When sending email from your domain, it’s important that messages don’t end up in spam folders or get rejected. To help with this, three key DNS records are used: SPF, DKIM, and DMARC. These records prove that your emails are genuine and authorised.

What is SPF?

Sender Policy Framework (SPF) tells receiving mail servers which servers are allowed to send emails for your domain.

  • Example SPF record:
v=spf1 include:yourhost.com ~all
  • ✅ Helps prevent spammers sending fake emails using your domain.
  • ❌ Without SPF, some emails may be marked as suspicious or rejected.

What is DKIM?

DomainKeys Identified Mail (DKIM) adds a digital signature to your emails.
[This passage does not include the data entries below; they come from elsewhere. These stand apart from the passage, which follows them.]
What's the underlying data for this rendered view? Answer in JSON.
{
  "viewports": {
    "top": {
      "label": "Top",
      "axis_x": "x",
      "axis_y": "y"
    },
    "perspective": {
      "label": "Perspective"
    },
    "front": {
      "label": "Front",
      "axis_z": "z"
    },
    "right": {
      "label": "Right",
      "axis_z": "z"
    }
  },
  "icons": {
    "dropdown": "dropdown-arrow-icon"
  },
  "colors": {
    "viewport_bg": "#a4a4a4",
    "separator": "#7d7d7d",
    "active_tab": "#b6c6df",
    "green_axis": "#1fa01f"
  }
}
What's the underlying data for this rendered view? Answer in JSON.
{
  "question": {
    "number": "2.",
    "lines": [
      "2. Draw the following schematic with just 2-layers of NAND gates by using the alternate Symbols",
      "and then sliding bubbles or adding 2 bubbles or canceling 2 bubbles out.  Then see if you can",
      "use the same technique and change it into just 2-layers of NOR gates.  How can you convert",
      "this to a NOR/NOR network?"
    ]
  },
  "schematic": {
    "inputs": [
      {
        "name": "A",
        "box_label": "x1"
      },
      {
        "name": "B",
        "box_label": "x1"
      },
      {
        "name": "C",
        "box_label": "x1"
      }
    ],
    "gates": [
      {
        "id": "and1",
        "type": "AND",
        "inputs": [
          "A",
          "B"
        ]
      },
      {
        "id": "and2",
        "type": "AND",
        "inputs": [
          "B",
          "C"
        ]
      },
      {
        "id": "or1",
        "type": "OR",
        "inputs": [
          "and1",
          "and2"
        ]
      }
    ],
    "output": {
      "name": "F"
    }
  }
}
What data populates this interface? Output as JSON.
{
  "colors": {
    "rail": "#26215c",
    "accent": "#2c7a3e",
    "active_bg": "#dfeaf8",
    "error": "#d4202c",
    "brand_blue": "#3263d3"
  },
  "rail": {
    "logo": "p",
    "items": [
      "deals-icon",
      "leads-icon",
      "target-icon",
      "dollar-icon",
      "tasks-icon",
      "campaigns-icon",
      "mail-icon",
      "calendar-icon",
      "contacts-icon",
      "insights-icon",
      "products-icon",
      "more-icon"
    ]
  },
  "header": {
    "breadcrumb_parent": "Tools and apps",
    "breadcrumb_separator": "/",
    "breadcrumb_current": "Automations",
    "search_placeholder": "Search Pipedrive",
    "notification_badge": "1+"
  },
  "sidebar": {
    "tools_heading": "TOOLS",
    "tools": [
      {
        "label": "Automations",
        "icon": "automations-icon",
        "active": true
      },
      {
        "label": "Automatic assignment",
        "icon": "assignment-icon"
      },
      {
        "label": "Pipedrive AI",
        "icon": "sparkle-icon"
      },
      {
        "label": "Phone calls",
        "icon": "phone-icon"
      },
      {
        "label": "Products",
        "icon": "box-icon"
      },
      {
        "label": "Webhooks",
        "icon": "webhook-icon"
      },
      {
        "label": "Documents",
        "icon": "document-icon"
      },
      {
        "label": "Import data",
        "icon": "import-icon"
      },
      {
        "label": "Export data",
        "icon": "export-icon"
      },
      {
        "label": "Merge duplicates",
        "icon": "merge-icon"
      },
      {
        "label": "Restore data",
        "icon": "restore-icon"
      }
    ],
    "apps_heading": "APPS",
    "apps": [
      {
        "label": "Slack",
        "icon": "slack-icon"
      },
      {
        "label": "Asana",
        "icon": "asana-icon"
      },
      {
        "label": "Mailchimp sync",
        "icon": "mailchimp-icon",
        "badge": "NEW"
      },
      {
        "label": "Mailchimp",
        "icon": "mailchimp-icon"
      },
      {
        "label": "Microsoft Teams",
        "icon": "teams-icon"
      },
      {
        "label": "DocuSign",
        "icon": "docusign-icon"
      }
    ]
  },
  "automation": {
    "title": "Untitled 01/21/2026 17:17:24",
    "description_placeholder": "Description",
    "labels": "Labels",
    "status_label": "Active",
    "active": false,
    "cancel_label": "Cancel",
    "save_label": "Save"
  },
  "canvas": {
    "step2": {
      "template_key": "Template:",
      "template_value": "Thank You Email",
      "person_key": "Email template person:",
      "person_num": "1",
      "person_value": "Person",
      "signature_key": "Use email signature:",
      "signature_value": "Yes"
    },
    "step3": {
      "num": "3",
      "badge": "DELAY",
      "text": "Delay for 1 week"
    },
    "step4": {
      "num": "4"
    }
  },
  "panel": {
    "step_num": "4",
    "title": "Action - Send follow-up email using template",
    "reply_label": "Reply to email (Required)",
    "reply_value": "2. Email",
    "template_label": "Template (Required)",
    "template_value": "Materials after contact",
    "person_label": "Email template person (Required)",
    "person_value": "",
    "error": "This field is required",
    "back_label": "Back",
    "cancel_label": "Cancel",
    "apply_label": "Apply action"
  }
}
The receiving server checks this signature to confirm the email hasn’t been tampered with.

  • Example DKIM record (simplified):
v=DKIM1; k=rsa; p=MIGfMA0GCSq...
  • ✅ Proves your email really came from your domain and wasn’t modified.
  • ❌ Without DKIM, emails are more likely to land in spam.

What is DMARC?

Domain-based Message Authentication, Reporting & Conformance (DMARC) tells receiving servers what to do if SPF and/or DKIM checks fail.

  • Example DMARC record:
v=DMARC1; p=quarantine; rua=mailto:dmarc@yourdomain.com; ruf=mailto:dmarc@yourdomain.com; sp=none; aspf=r;
  • ✅ Lets you instruct mail providers to reject or quarantine suspicious messages.
  • ✅ Provides reports so you can see who is sending mail using your domain.
  • ❌ Without DMARC, unauthorised emails might still be delivered.

How They Work Together

  1. SPF → Authorises the servers allowed to send mail.
  2. DKIM → Confirms the message is genuine and hasn’t been altered.
  3. DMARC → Enforces rules and tells receiving servers how to handle failures.

Think of them like this:

  • SPF = Who can send
  • DKIM = Is it genuine?
  • DMARC = What to do if it’s not

Do You Need Them?

Yes - We highly recommend enabling all three. Many email providers (Google, Microsoft, Yahoo) now require SPF, DKIM, and DMARC for proper delivery.

If you’re hosting email with us, our system generates these records for you. You just need to make sure they’re added to your domain’s DNS zone (see our Managing DNS Records guide).